15. Get fired up by friends (Brendan Danner, Joseph Grim, and Jeffrey Thomas).
16. Run like hell alongside your broskis. (Jered and Craig Smith, Greg Gerard, J.J. Thomas) Make sure you listen to their advice for you to run faster.
*Note 2: Never turn down the opportunity to make a speech. I’ve found that the half-delirious state after blacking out puts me in the perfect state of mind to speak in front of friends, family, family friends, and Commanding Officers. Throw up that Hail Mary and pray you don’t say something stupid.
17. Report to Ft. Benning for Army Airborne training.

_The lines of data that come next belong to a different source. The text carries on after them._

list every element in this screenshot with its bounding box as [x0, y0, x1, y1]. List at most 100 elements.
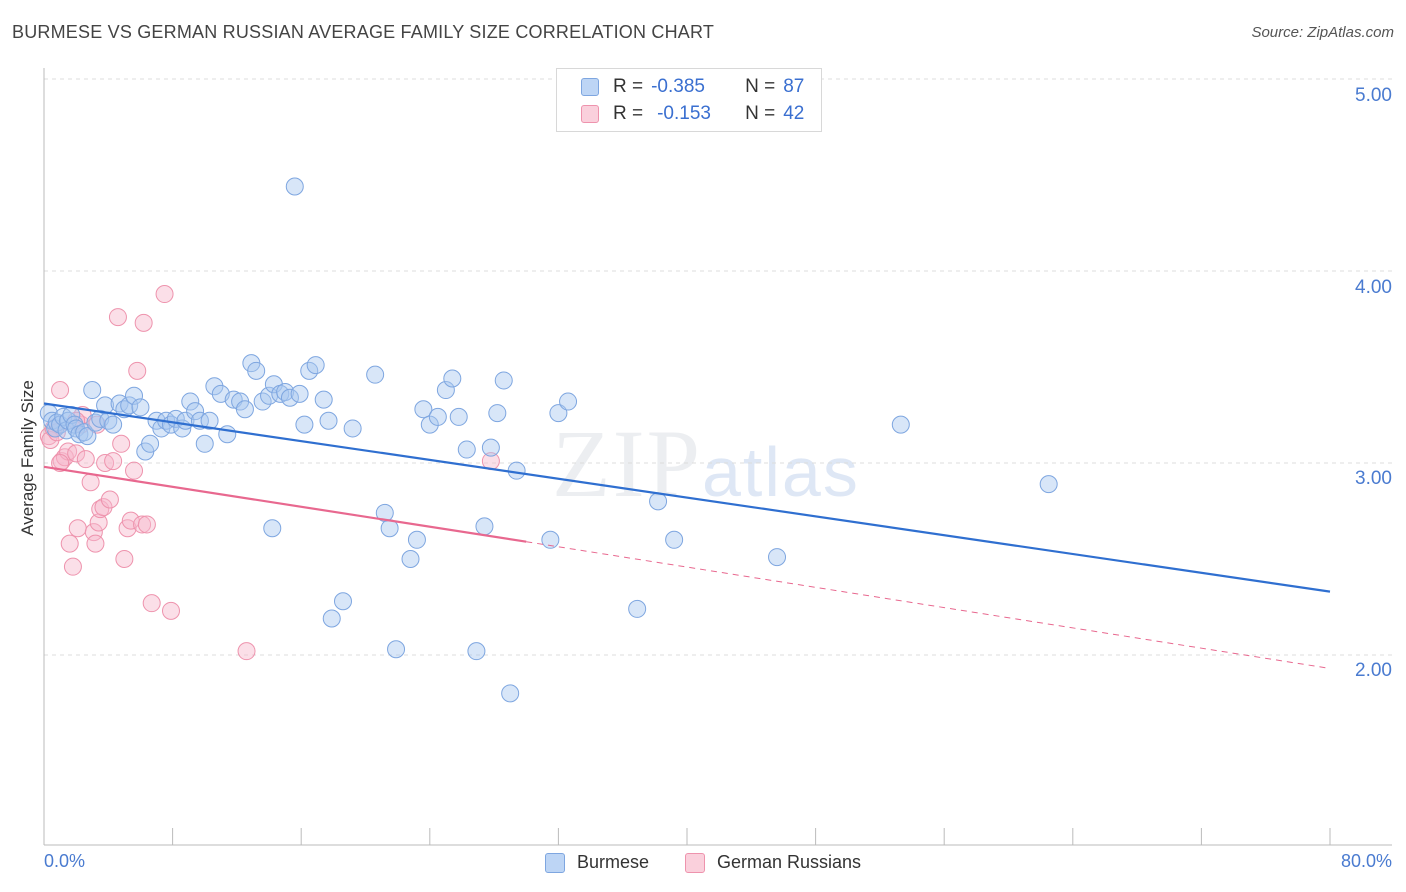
german-russian-swatch [581, 105, 599, 123]
burmese-point [96, 396, 115, 415]
legend-swatch-burmese [544, 852, 565, 873]
german-russian-trend-line [43, 465, 527, 543]
burmese-point [407, 530, 426, 549]
burmese-swatch [581, 78, 599, 96]
burmese-point [665, 530, 684, 549]
burmese-point [290, 384, 309, 403]
german-russian-point [68, 519, 87, 538]
burmese-point [247, 361, 266, 380]
watermark: ZIPatlas [552, 408, 860, 519]
burmese-point [559, 392, 578, 411]
chart-title: BURMESE VS GERMAN RUSSIAN AVERAGE FAMILY… [12, 22, 715, 42]
burmese-point [494, 371, 513, 390]
burmese-point [131, 398, 150, 417]
burmese-point [83, 381, 102, 400]
german-russian-point [133, 515, 152, 534]
burmese-n-label: N = [745, 76, 776, 97]
german-russian-r-label: R = [613, 103, 644, 124]
source-label: Source: ZipAtlas.com [1251, 24, 1394, 41]
german-russian-point [137, 515, 156, 534]
y-tick-label-2: 2.00 [1355, 660, 1392, 681]
burmese-r-label: R = [613, 76, 644, 97]
german-russian-point [41, 430, 60, 449]
burmese-n-value: 87 [783, 76, 805, 97]
german-russian-point [100, 490, 119, 509]
burmese-point [295, 415, 314, 434]
burmese-point [319, 411, 338, 430]
burmese-point [125, 386, 144, 405]
burmese-point [218, 425, 237, 444]
burmese-point [1039, 475, 1058, 494]
watermark-zip: ZIP [552, 410, 702, 517]
burmese-point [104, 415, 123, 434]
y-axis-label: Average Family Size [18, 380, 37, 536]
german-russian-point [142, 594, 161, 613]
burmese-point [263, 519, 282, 538]
burmese-r-value: -0.385 [651, 76, 705, 97]
german-russian-point [76, 450, 95, 469]
german-russian-point [112, 434, 131, 453]
german-russian-trend-extension [526, 541, 1331, 669]
burmese-point [314, 390, 333, 409]
german-russian-point [55, 448, 74, 467]
german-russian-point [81, 473, 100, 492]
german-russian-point [161, 601, 180, 620]
burmese-points [39, 177, 1058, 703]
german-russian-point [134, 313, 153, 332]
burmese-point [322, 609, 341, 628]
burmese-point [891, 415, 910, 434]
burmese-point [141, 434, 160, 453]
burmese-point [387, 640, 406, 659]
burmese-point [333, 592, 352, 611]
legend-label-german-russian: German Russians [716, 852, 862, 872]
burmese-point [541, 530, 560, 549]
legend-swatch-german-russian [684, 852, 705, 873]
burmese-point [181, 392, 200, 411]
german-russian-point [104, 452, 123, 471]
burmese-point [276, 382, 295, 401]
burmese-point [457, 440, 476, 459]
burmese-point [343, 419, 362, 438]
burmese-point [280, 388, 299, 407]
legend: Burmese German Russians [0, 852, 1406, 873]
german-russian-point [51, 454, 70, 472]
german-russian-point [84, 523, 103, 542]
german-russian-point [94, 498, 113, 517]
x-tick-label-min: 0.0% [44, 851, 86, 871]
legend-item-burmese[interactable]: Burmese [544, 852, 649, 873]
german-russian-point [63, 557, 82, 576]
german-russian-point [115, 550, 134, 568]
burmese-point [649, 492, 668, 511]
stats-row-burmese: R = -0.385 N = 87 [581, 75, 804, 99]
burmese-point [449, 407, 468, 426]
burmese-point [78, 427, 97, 446]
burmese-trend-line [43, 402, 1331, 593]
y-tick-label-3: 3.00 [1355, 468, 1392, 489]
burmese-point [488, 404, 507, 423]
burmese-point [235, 400, 254, 419]
burmese-point [205, 377, 224, 396]
burmese-point [428, 407, 447, 426]
german-russian-n-label: N = [745, 103, 776, 124]
german-russian-point [60, 534, 79, 553]
y-tick-label-4: 4.00 [1355, 277, 1392, 298]
trend-lines [43, 402, 1331, 669]
burmese-point [443, 369, 462, 388]
stats-row-german-russian: R = -0.153 N = 42 [581, 102, 804, 126]
correlation-stats-box: R = -0.385 N = 87 R = -0.153 N = 42 [556, 68, 822, 132]
burmese-point [186, 402, 205, 421]
german-russian-points [39, 285, 500, 661]
legend-item-german-russian[interactable]: German Russians [684, 852, 862, 873]
burmese-point [306, 356, 325, 375]
burmese-point [195, 434, 214, 453]
burmese-point [467, 642, 486, 661]
german-russian-r-value: -0.153 [657, 103, 711, 124]
watermark-atlas: atlas [702, 433, 860, 511]
axes [43, 68, 1392, 846]
burmese-point [414, 400, 433, 419]
burmese-point [120, 396, 139, 415]
burmese-point [285, 177, 304, 196]
german-russian-point [128, 361, 147, 380]
german-russian-point [237, 642, 256, 661]
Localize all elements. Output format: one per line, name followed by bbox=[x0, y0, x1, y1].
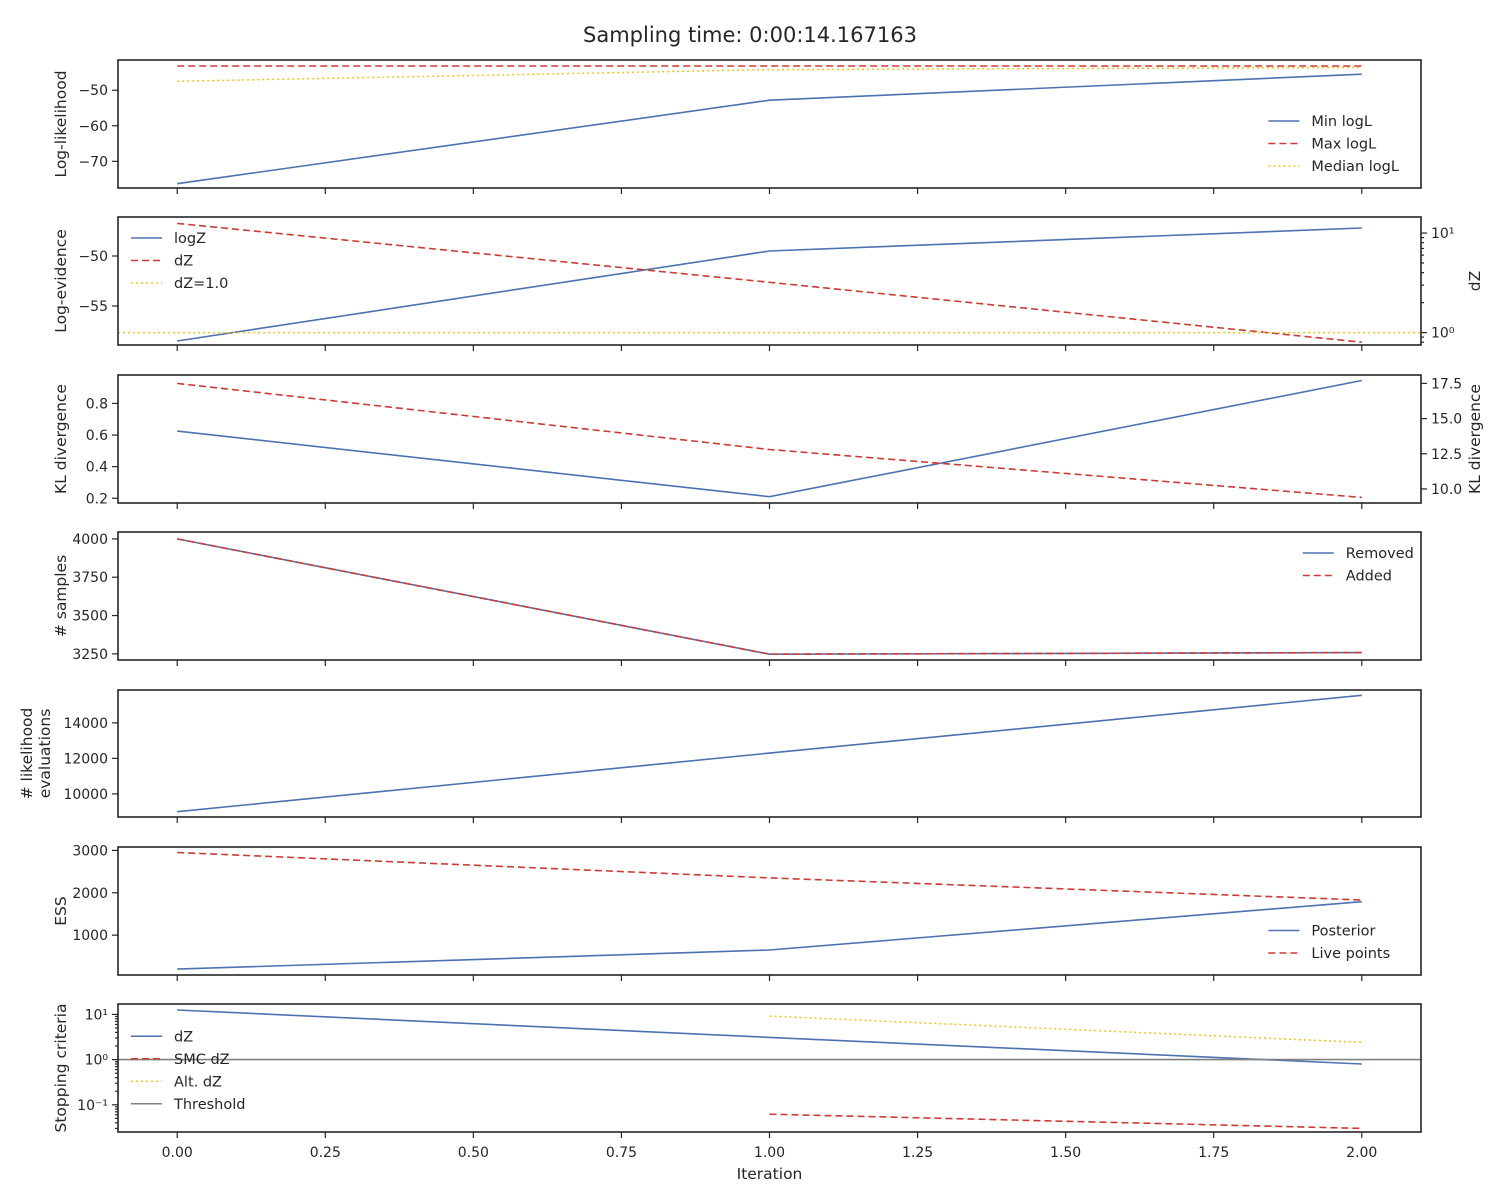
y-tick-label: 3750 bbox=[72, 570, 108, 586]
legend-label: dZ=1.0 bbox=[174, 276, 228, 292]
y2-tick-label: 10⁰ bbox=[1431, 326, 1455, 342]
series-line-3-2 bbox=[177, 382, 1362, 499]
legend-label: Alt. dZ bbox=[174, 1074, 222, 1090]
y-tick-label: 0.2 bbox=[86, 491, 108, 507]
legend-label: Removed bbox=[1346, 546, 1414, 562]
x-tick-label: 1.25 bbox=[902, 1145, 933, 1161]
legend: dZ SMC dZ Alt. dZ Threshold bbox=[131, 1029, 245, 1113]
figure-title: Sampling time: 0:00:14.167163 bbox=[583, 23, 917, 47]
y-axis-label: ESS bbox=[52, 896, 70, 925]
series-line-6-1 bbox=[177, 900, 1362, 970]
y2-axis-label: KL divergence bbox=[1466, 384, 1484, 494]
panel-7: 10⁻¹ 10⁰ 10¹ Stopping criteria dZ SMC dZ Alt. … bbox=[52, 1003, 1422, 1183]
y-tick-label: 10⁻¹ bbox=[77, 1098, 108, 1114]
y-tick-label: −50 bbox=[78, 83, 108, 99]
y-tick-label: 0.8 bbox=[86, 396, 108, 412]
legend-label: Live points bbox=[1311, 946, 1390, 962]
y-axis-label: Log-likelihood bbox=[52, 70, 70, 177]
series-line-4-1 bbox=[177, 538, 1362, 656]
legend-label: logZ bbox=[174, 231, 206, 247]
series-line-7-1 bbox=[177, 1009, 1362, 1065]
y-axis-label: # samples bbox=[52, 555, 70, 637]
series-line-7-2 bbox=[769, 1113, 1362, 1130]
y-tick-label: −55 bbox=[78, 299, 108, 315]
series-line-4-2 bbox=[177, 538, 1362, 656]
legend: Posterior Live points bbox=[1268, 924, 1390, 962]
y-tick-label: 10000 bbox=[63, 787, 108, 803]
y-axis-label-line: evaluations bbox=[36, 709, 54, 799]
y2-tick-label: 10.0 bbox=[1431, 482, 1462, 498]
legend-label: Threshold bbox=[173, 1097, 245, 1113]
y-tick-label: 4000 bbox=[72, 532, 108, 548]
plot-frame bbox=[117, 1003, 1422, 1133]
panel-2: −55 −50 10⁰ 10¹ dZ Log-evidence logZ dZ dZ=1.0 bbox=[52, 216, 1484, 351]
y-axis-label: # likelihoodevaluations bbox=[18, 708, 54, 800]
legend-label: dZ bbox=[174, 1029, 193, 1045]
series-line-2-1 bbox=[177, 227, 1362, 342]
x-tick-label: 1.50 bbox=[1050, 1145, 1081, 1161]
y2-axis-label: dZ bbox=[1466, 271, 1484, 291]
plot-frame bbox=[117, 846, 1422, 976]
y-tick-label: 10⁰ bbox=[85, 1053, 109, 1069]
y-tick-label: 10¹ bbox=[85, 1007, 108, 1023]
y-tick-label: 0.4 bbox=[86, 460, 108, 476]
legend-label: Added bbox=[1346, 569, 1392, 585]
y-axis-label-line: # likelihood bbox=[18, 708, 36, 800]
panel-6: 1000 2000 3000 ESS Posterior Live points bbox=[52, 843, 1422, 981]
panel-4: 3250 3500 3750 4000# samples Removed Added bbox=[52, 531, 1422, 666]
legend: Removed Added bbox=[1302, 546, 1414, 585]
x-axis-label: Iteration bbox=[737, 1165, 803, 1183]
y-tick-label: −60 bbox=[78, 119, 108, 135]
plot-frame bbox=[117, 531, 1422, 661]
x-tick-label: 0.50 bbox=[458, 1145, 489, 1161]
y-tick-label: 2000 bbox=[72, 886, 108, 902]
plot-frame bbox=[117, 374, 1422, 504]
legend-label: Posterior bbox=[1311, 924, 1375, 940]
y-tick-label: 0.6 bbox=[86, 428, 108, 444]
y-tick-label: 12000 bbox=[63, 751, 108, 767]
y-tick-label: −50 bbox=[78, 249, 108, 265]
x-tick-label: 0.75 bbox=[606, 1145, 637, 1161]
panel-5: 10000 12000 14000 # likelihoodevaluations bbox=[18, 689, 1422, 823]
legend-label: SMC dZ bbox=[174, 1052, 230, 1068]
y-tick-label: 3000 bbox=[72, 843, 108, 859]
x-tick-label: 0.00 bbox=[162, 1145, 193, 1161]
legend: Min logL Max logL Median logL bbox=[1268, 114, 1399, 175]
y-axis-label: KL divergence bbox=[52, 384, 70, 494]
legend-label: Max logL bbox=[1311, 137, 1376, 153]
y-axis-label: Log-evidence bbox=[52, 229, 70, 333]
panel-3: 0.20.40.60.810.012.515.017.5 KL divergenc… bbox=[52, 374, 1484, 509]
series-line-5-1 bbox=[177, 694, 1362, 813]
y2-tick-label: 17.5 bbox=[1431, 376, 1462, 392]
y-tick-label: 3500 bbox=[72, 609, 108, 625]
legend-label: Median logL bbox=[1311, 159, 1399, 175]
y2-tick-label: 10¹ bbox=[1431, 226, 1454, 242]
series-line-1-1 bbox=[177, 73, 1362, 185]
y-tick-label: 1000 bbox=[72, 928, 108, 944]
legend-label: dZ bbox=[174, 254, 193, 270]
y2-tick-label: 12.5 bbox=[1431, 447, 1462, 463]
x-tick-label: 2.00 bbox=[1346, 1145, 1377, 1161]
series-line-6-2 bbox=[177, 851, 1362, 901]
y-axis-label: Stopping criteria bbox=[52, 1004, 70, 1133]
y-tick-label: 14000 bbox=[63, 716, 108, 732]
y-tick-label: −70 bbox=[78, 154, 108, 170]
legend-label: Min logL bbox=[1311, 114, 1372, 130]
series-line-1-3 bbox=[177, 66, 1362, 83]
legend: logZ dZ dZ=1.0 bbox=[131, 231, 228, 292]
x-tick-label: 1.00 bbox=[754, 1145, 785, 1161]
y2-tick-label: 15.0 bbox=[1431, 412, 1462, 428]
series-line-7-3 bbox=[769, 1015, 1362, 1044]
y-tick-label: 3250 bbox=[72, 647, 108, 663]
x-tick-label: 1.75 bbox=[1198, 1145, 1229, 1161]
x-tick-label: 0.25 bbox=[310, 1145, 341, 1161]
series-line-3-1 bbox=[177, 379, 1362, 498]
series-line-2-2 bbox=[177, 222, 1362, 343]
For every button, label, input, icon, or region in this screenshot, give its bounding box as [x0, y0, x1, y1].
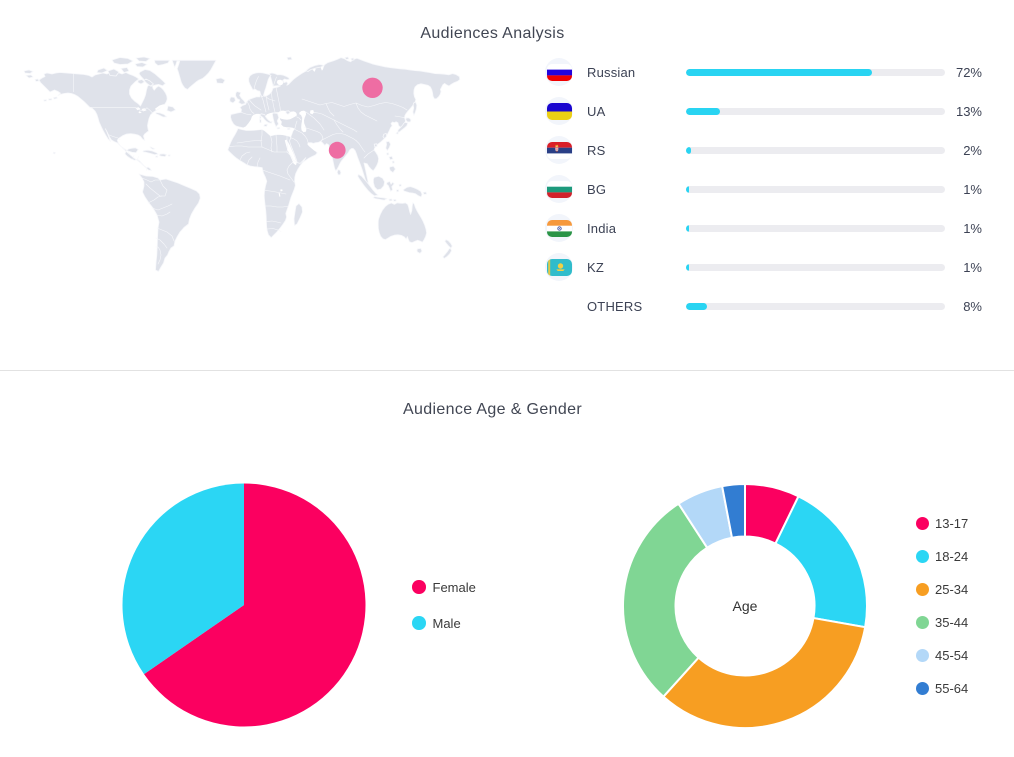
svg-text:Age: Age	[732, 598, 757, 614]
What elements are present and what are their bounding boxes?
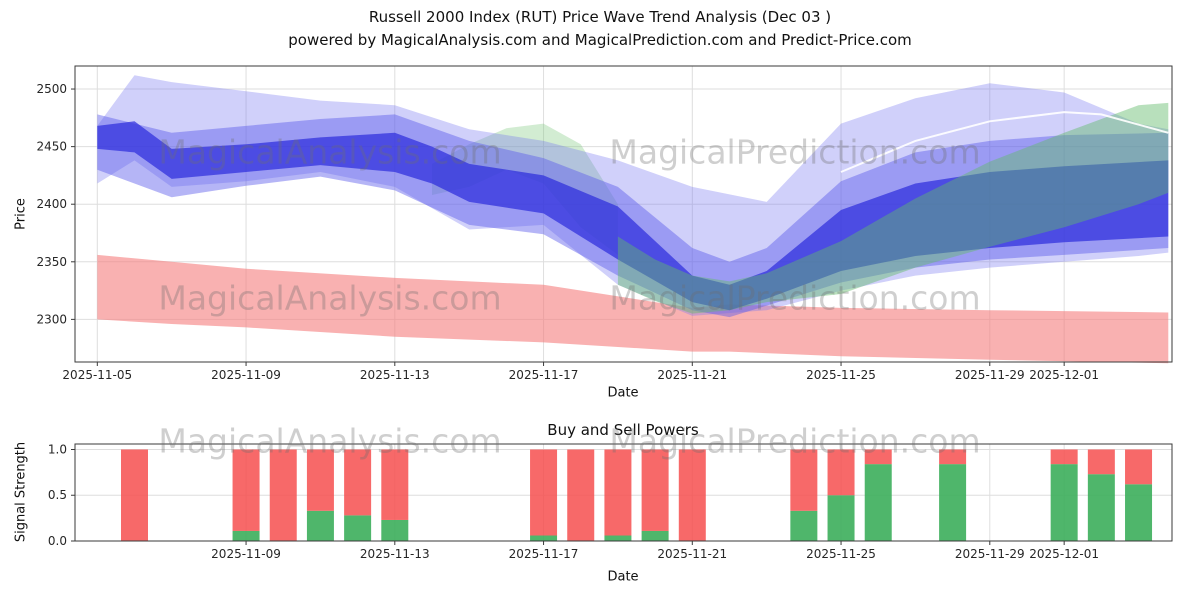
sell-bar-2025-11-13 xyxy=(381,449,409,520)
buy-bar-2025-11-11 xyxy=(306,510,334,541)
power-axes-frame xyxy=(74,443,1173,542)
price-ytick-label: 2500 xyxy=(36,82,67,96)
power-xtick-label: 2025-11-13 xyxy=(360,547,430,561)
price-xtick-label: 2025-11-25 xyxy=(806,368,876,382)
sell-bar-2025-11-18 xyxy=(567,449,595,541)
sell-bar-2025-12-01 xyxy=(1050,449,1078,465)
sell-bar-2025-11-17 xyxy=(530,449,558,536)
price-xtick-label: 2025-11-21 xyxy=(657,368,727,382)
sell-bar-2025-11-06 xyxy=(120,449,148,541)
band-lower-support-red xyxy=(97,254,1169,364)
sell-bar-2025-11-28 xyxy=(939,449,967,465)
price-x-axis-label: Date xyxy=(607,385,639,401)
sell-bar-2025-11-24 xyxy=(790,449,818,511)
price-ytick-label: 2450 xyxy=(36,140,67,154)
power-y-axis-label: Signal Strength xyxy=(13,441,29,543)
band-blue-core-wave xyxy=(97,121,1169,311)
buy-bar-2025-11-09 xyxy=(232,530,260,541)
buy-bar-2025-11-19 xyxy=(604,535,632,541)
price-xtick-label: 2025-11-29 xyxy=(955,368,1025,382)
buy-bar-2025-12-01 xyxy=(1050,464,1078,541)
power-x-axis-label: Date xyxy=(607,569,639,585)
sell-bar-2025-11-26 xyxy=(864,449,892,465)
power-xtick-label: 2025-11-09 xyxy=(211,547,281,561)
buy-bar-2025-11-12 xyxy=(344,515,372,541)
buy-bar-2025-11-20 xyxy=(641,530,669,541)
sell-bar-2025-12-02 xyxy=(1087,449,1115,475)
power-xtick-label: 2025-12-01 xyxy=(1029,547,1099,561)
price-axes-frame xyxy=(74,65,1173,363)
band-green-recovery-wave xyxy=(617,102,1169,314)
power-ytick-label: 1.0 xyxy=(48,442,67,456)
chart-subtitle: powered by MagicalAnalysis.com and Magic… xyxy=(288,31,912,49)
sell-bar-2025-11-21 xyxy=(678,449,706,541)
price-ytick-label: 2400 xyxy=(36,197,67,211)
line-white-forecast-line xyxy=(840,111,1169,173)
price-xtick-label: 2025-11-17 xyxy=(509,368,579,382)
sell-bar-2025-11-20 xyxy=(641,449,669,531)
price-xtick-label: 2025-12-01 xyxy=(1029,368,1099,382)
buy-bar-2025-11-26 xyxy=(864,464,892,541)
sell-bar-2025-11-11 xyxy=(306,449,334,511)
sell-bar-2025-11-25 xyxy=(827,449,855,496)
sell-bar-2025-11-12 xyxy=(344,449,372,516)
chart-title: Russell 2000 Index (RUT) Price Wave Tren… xyxy=(368,8,832,26)
price-xtick-label: 2025-11-05 xyxy=(62,368,132,382)
price-ytick-label: 2350 xyxy=(36,255,67,269)
price-ytick-label: 2300 xyxy=(36,312,67,326)
power-xtick-label: 2025-11-29 xyxy=(955,547,1025,561)
sell-bar-2025-11-10 xyxy=(269,449,297,541)
power-xtick-label: 2025-11-17 xyxy=(509,547,579,561)
price-xtick-label: 2025-11-13 xyxy=(360,368,430,382)
buy-bar-2025-11-17 xyxy=(530,535,558,541)
power-xtick-label: 2025-11-21 xyxy=(657,547,727,561)
buy-bar-2025-12-02 xyxy=(1087,474,1115,541)
power-ytick-label: 0.5 xyxy=(48,488,67,502)
sell-bar-2025-11-19 xyxy=(604,449,632,536)
buy-bar-2025-12-03 xyxy=(1125,484,1153,541)
power-xtick-label: 2025-11-25 xyxy=(806,547,876,561)
buy-bar-2025-11-28 xyxy=(939,464,967,541)
price-xtick-label: 2025-11-09 xyxy=(211,368,281,382)
price-y-axis-label: Price xyxy=(13,198,29,230)
band-green-early-wave xyxy=(432,123,618,255)
buy-bar-2025-11-24 xyxy=(790,510,818,541)
buy-bar-2025-11-25 xyxy=(827,495,855,541)
power-ytick-label: 0.0 xyxy=(48,534,67,548)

I figured this would be a more interesting manner of telling our story. I can hardly believe that we pulled it off, but we did. From the beginning, this was a team effort, and the only reason it succeeded is because 11-36o-N had the faith. Faith that we could get [at least passive] approval, faith that we could raise money, faith that I could run hard and fast. None of it would have happened if it wasn’t for brothers (and our one sister) of strong faith in one another. The idea wouldn’t have gone anywhere if it weren’t for someone willing to throw the gauntlet, or others in convincing me I was right to have picked it up. The whole event would have folded if people didn’t believe, in themselves, in me, but most importantly – if people didn’t believe that this was a cause worth fighting for. 28 February will always stand in my memory as a day on which Determination reigned supreme.
To the Wounded Warriors that are battling on the long road to recovery, we have not forgotten your sacrifice. We have given great effort in support of it. We have worked to honor it.